Arlene brought them menus and said virtually nothing to them as she took their orders, only to ask the necessary questions.
I went to relieve myself, and when I came back two more men had come in to sit at the counter. One had struck up a conversation with the salesman about fiberglass bottom boats; the other sat reading the newspaper. As I returned to my seat I heard the grumbling of a powerful engine pulling up. Outside, some young guy was hopping off a motorcycle. He was dressed in dark, denim jeans rolled up at the cuffs, sturdy boots, and a leather jacket. He had a leather bombardier’s hat strapped to his head, but he immediately pulled this off to reveal a wild shock of hair that could have used a barber. He slapped a slouching cap over the top of it and swaggered inside, making a show of sidling over to a booth in such a way I was sure he must be a regular. Arlene gave no sign that she recognized him. Fresh kid, then. She’d love that.
When Arlene came to drop a menu he said, “Nah, don’t bother with that, Mom. Gimme two eggs over easy, a pot of coffee, and some hash
browns. I’m starved.”
“You look it,” Arlene snarled at him. He made a move like he was going to swat her rump as she walked past, but Arlene gave him a look that made him think otherwise.

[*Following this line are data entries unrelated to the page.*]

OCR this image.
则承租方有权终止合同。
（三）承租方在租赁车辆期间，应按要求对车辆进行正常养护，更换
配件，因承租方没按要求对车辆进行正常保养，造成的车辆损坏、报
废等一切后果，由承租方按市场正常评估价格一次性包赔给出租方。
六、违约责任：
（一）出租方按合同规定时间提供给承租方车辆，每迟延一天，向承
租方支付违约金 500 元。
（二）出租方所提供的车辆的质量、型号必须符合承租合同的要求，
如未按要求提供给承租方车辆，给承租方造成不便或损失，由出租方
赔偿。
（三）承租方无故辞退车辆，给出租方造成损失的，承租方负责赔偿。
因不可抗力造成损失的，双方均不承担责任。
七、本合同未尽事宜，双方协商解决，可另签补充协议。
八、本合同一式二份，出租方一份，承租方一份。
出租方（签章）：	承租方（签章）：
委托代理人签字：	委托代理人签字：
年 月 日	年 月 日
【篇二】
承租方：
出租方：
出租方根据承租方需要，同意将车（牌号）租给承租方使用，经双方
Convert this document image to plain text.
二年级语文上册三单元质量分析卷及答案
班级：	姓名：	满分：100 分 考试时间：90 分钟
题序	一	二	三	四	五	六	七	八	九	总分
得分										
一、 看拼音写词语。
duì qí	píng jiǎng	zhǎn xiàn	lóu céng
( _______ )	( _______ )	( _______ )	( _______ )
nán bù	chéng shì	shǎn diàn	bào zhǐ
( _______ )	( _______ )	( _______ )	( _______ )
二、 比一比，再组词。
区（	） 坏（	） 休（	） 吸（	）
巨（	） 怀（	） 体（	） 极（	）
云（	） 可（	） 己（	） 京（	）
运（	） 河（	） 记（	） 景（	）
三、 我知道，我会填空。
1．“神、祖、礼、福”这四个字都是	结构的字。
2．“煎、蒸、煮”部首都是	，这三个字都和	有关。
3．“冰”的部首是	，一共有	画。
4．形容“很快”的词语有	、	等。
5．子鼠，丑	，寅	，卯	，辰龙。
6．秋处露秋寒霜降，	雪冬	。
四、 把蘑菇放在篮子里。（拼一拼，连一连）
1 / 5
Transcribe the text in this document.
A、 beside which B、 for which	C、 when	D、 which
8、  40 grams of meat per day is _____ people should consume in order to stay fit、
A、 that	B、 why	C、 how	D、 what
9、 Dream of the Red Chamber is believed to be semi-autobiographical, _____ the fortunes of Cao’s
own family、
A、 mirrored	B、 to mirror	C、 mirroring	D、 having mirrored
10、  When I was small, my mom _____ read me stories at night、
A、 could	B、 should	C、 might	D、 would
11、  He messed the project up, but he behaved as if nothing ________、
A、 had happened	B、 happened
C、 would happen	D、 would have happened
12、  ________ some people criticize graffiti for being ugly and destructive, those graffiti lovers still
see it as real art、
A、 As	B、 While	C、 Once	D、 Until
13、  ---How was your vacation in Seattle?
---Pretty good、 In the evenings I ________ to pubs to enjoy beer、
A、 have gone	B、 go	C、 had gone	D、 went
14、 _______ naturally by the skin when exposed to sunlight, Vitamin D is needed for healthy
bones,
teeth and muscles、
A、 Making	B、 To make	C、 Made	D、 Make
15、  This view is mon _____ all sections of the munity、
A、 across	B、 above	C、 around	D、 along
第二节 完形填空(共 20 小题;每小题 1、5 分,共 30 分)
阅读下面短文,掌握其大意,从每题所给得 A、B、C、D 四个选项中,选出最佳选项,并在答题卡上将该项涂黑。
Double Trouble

He caught me staring and smiled. “She’s just playing hard to get, huh?” he said, laughing. I smiled back at him. He looked maybe twenty, but the tattoo on his forearm when his sleeve rode up said otherwise. I’d seen a few during the war. He’d been in a carrier group, probably in the Pacific Theater. I put his age instead as a youthful thirty, maybe as much as a few years younger than I.
He chewed a grubby nail and gave me a closer once-over. “Say, do I know you from somewhere?”
“I get that a lot. Where are you from?”
“Around. San Fran, mostly.”
“Think billboards,” I said.
His eyes lit up, and he snapped his fingers. “You’re that guy! The detective!”
“Johnny Hardwood, of Hardwood, Smoller, and Tate.”
“That is swell! You’re a regular celebrity,” he said.
“Now I don’t get that a lot. You’re all right, kid.”
“Thanks. Hey, what’re you doing this far upstate?”
I shrugged. “Just seeing what can be seen.”
He winked at me. “Oh, I get it. Must be a big case.”
“Getting bigger by the minute.”
“Man, your kind of work must be exciting.”
“Not really, no.”
“Come on! On the level: it’s bullets, broads, and bull malarkey, right?”
“Yeah, but there’s little payout for that kind of thing. The real score is in working for big companies, and their kind of business isn’t usually so glamorous. It’s more sitting around in motel rooms, eating bad Chinese, and playing the waiting game.”